Another sculpture features a life-size naked yellow man inside a rainbow-hued cone who is getting beamed up to a UFO hanging from the ceiling. And there’s a weird altar with another naked yellow man (there’s a lot of them) unzipping his head and chest to reveal a luminous blue figure hidden beneath.
While the exhibition is comprehensive, it can’t convey the epic scale of OSGEMEOS’s murals and public installations. It’s one of the insurmountable challenges for museums to contain the grand work of street artists inside sanitized white-walled galleries that lack the grit, noise, and bustle of the streets.
On a trip to Vancouver, I happened upon a huge installation by OSGEMEOS with six of their signature figures painted in the round on 60-foot-tall silos.
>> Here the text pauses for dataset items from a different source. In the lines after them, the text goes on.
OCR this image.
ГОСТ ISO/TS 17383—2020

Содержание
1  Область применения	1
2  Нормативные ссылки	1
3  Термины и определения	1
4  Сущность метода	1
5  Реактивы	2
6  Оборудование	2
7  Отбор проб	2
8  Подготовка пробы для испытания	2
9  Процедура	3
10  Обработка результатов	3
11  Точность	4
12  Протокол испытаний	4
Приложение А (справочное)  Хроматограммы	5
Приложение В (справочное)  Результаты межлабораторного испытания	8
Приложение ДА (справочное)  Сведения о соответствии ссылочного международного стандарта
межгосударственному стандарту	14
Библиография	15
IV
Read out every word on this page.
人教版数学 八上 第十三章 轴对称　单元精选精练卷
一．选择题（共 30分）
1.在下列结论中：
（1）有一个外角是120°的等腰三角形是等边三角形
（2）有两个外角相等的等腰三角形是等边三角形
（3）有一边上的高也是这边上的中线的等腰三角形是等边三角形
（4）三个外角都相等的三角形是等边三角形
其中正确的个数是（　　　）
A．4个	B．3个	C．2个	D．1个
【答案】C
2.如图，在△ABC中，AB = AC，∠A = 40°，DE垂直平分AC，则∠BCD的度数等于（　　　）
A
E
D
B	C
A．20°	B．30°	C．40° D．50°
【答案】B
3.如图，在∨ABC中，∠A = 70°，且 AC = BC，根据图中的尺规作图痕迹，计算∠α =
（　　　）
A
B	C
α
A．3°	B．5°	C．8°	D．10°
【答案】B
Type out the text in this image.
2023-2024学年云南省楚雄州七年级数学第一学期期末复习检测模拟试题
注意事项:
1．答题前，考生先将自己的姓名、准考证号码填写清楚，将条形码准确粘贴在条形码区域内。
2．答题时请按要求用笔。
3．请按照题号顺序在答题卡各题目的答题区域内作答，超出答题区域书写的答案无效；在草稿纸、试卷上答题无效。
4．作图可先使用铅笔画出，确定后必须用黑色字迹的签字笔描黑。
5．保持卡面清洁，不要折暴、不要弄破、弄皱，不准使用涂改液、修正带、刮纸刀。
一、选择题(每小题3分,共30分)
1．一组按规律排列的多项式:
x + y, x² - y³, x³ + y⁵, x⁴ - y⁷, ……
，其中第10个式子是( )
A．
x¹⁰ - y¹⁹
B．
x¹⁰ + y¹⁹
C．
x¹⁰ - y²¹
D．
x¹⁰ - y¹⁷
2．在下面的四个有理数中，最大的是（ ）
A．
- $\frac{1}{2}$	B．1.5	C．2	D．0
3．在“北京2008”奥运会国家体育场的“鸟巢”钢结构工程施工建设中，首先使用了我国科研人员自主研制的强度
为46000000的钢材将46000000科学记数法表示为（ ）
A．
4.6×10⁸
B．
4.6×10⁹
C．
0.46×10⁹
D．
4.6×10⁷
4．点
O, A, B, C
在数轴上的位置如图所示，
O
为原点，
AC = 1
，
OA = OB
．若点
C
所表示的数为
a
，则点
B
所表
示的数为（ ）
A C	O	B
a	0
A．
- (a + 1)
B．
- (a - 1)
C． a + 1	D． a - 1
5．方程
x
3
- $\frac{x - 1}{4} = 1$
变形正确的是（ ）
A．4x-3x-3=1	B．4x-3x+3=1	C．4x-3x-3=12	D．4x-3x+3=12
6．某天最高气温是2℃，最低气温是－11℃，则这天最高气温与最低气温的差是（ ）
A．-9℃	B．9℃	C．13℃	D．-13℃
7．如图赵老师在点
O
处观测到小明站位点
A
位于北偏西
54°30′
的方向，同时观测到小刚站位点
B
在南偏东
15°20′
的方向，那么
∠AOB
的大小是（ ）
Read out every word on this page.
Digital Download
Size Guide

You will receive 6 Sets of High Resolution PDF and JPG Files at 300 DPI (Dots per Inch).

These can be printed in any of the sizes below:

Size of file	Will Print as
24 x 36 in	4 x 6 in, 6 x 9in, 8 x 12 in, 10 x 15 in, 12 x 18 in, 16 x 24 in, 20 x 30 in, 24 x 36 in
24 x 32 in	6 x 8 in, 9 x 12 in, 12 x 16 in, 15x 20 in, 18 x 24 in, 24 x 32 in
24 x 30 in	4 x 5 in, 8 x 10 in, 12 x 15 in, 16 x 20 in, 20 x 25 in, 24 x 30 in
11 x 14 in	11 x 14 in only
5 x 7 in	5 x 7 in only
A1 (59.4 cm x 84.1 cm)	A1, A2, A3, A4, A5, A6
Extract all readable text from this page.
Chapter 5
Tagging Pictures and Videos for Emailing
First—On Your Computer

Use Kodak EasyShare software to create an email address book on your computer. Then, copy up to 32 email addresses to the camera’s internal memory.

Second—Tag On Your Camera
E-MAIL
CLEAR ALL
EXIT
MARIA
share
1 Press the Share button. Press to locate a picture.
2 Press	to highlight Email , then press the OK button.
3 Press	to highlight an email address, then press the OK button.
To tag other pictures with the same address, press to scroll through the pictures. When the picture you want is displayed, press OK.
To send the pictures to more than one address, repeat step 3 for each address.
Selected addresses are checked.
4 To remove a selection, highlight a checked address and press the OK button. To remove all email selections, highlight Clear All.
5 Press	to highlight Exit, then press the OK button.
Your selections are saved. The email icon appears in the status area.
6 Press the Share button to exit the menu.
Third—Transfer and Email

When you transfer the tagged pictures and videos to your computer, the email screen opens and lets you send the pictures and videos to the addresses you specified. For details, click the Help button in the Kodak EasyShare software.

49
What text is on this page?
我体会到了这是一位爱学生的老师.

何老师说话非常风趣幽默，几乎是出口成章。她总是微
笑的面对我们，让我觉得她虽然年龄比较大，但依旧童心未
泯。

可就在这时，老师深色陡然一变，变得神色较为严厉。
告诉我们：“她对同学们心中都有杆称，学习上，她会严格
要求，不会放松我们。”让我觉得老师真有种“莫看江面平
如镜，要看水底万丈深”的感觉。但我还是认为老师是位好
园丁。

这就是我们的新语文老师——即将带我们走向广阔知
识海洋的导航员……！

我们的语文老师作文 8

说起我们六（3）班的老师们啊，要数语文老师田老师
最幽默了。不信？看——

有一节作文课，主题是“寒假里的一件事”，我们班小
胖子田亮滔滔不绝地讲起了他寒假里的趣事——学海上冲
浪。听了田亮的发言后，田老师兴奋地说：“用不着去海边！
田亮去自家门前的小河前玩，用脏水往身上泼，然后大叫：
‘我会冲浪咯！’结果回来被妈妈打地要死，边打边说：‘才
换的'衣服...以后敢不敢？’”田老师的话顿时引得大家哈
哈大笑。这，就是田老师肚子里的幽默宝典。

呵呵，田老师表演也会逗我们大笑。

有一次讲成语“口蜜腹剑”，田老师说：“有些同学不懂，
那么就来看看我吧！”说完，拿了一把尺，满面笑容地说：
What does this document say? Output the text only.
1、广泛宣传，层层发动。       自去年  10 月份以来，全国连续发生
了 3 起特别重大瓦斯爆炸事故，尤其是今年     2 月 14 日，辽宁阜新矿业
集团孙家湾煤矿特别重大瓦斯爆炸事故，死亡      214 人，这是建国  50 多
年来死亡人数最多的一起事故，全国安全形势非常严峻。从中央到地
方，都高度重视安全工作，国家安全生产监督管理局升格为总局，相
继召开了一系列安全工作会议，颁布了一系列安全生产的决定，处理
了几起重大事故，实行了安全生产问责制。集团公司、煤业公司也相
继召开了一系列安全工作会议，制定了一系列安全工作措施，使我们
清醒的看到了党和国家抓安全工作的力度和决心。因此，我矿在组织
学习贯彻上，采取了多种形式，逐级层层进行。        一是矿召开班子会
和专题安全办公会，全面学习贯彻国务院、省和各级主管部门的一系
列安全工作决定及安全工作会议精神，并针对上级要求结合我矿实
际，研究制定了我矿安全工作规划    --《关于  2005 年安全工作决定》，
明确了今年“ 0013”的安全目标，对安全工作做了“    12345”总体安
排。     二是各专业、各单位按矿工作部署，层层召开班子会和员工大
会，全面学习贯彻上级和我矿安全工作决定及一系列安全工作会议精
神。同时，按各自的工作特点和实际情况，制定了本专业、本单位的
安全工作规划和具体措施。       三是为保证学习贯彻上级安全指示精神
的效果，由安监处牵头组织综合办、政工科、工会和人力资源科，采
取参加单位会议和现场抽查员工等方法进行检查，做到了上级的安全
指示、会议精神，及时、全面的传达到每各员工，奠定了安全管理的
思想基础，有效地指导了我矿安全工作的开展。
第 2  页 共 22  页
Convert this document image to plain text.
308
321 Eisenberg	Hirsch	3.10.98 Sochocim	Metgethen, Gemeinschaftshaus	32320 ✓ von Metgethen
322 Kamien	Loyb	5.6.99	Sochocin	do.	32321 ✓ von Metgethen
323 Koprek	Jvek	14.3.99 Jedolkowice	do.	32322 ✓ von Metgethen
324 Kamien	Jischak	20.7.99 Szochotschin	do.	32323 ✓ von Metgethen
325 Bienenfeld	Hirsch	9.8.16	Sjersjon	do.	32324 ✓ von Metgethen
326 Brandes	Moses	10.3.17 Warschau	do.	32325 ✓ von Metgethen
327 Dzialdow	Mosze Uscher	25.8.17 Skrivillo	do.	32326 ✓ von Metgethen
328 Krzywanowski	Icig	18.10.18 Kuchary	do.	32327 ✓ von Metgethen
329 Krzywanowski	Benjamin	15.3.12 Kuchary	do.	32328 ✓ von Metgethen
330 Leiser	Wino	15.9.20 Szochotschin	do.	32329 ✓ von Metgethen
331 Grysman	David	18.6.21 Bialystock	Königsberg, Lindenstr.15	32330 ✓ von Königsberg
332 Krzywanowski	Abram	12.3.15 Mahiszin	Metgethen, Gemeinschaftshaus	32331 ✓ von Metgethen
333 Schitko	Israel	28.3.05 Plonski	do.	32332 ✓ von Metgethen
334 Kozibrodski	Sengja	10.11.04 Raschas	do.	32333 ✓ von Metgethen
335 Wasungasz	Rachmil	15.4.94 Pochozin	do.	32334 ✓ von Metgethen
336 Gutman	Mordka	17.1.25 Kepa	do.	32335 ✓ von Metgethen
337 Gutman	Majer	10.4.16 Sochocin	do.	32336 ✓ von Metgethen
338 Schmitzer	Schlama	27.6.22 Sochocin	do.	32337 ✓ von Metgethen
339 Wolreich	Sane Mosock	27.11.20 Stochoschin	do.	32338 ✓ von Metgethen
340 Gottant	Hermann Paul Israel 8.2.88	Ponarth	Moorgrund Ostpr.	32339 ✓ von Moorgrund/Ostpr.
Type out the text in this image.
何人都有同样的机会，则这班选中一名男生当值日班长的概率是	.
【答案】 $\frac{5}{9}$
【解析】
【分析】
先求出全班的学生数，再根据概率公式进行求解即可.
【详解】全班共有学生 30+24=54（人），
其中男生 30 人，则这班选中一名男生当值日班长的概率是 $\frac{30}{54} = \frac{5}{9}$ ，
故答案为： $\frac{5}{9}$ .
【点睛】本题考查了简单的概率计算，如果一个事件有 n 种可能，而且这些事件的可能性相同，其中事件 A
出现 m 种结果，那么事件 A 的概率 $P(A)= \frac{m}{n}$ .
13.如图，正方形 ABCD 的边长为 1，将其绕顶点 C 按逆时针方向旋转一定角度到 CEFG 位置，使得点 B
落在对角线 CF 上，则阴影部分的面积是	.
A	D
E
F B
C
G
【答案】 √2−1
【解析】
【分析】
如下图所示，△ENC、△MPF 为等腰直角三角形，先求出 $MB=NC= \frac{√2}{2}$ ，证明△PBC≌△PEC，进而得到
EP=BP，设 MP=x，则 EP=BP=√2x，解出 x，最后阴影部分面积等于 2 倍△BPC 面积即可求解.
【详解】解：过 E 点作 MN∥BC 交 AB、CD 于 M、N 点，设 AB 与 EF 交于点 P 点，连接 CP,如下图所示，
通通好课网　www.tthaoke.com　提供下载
It was so surprising and inspiring that it still springs to mind years later even though other memories of that trip have faded.
In a video from the 2014 Vancouver Biennale when the mural was created, one brother says, “It doesn’t matter if I’m Gustavo and he’s Otavio, or if he’s Gustavo and I’m Otavio.” Then the other brother says, “It’s just a name.” One brother adds, “I know what he’s thinking and he knows what I’m thinking.”
For better or worse, OSGEMEOS epitomizes the twin stereotypes that I railed against growing up. Let’s rattle them off. Twins aren’t individuals, just two halves of one two-headed whole. Twins should constantly hang out together like in those 1980s Double Mint gum commercials. We’re supposed to complete each other’s sentences because of our freakish mind-melding abilities. People sometimes asked me if I could read my brother Darren’s mind, and I was never sure if they were joking.
But twin complaints aside, OSGEMEOS’s work is largely inventive and whimsical, like stepping into a dream or a comforting alternate universe. While their work spans a wide range of mediums, it has a narrowly focused and finely honed style. Their massive murals capture attention and imagination standing on their own in urban landscapes. But when their smaller artwork is confined within a museum, the imagery begins to feel repetitive.
By the time I reached the last few galleries of this sprawling retrospective, the naked yellow men and subway scenes had blurred together in overlapping memories that started to look identical, like two bearded brothers from São Paulo. Still, those brothers, or the collective hive mind of “the twins,” have proven their artwork has staying power, whether their name is in ALL CAPS or not.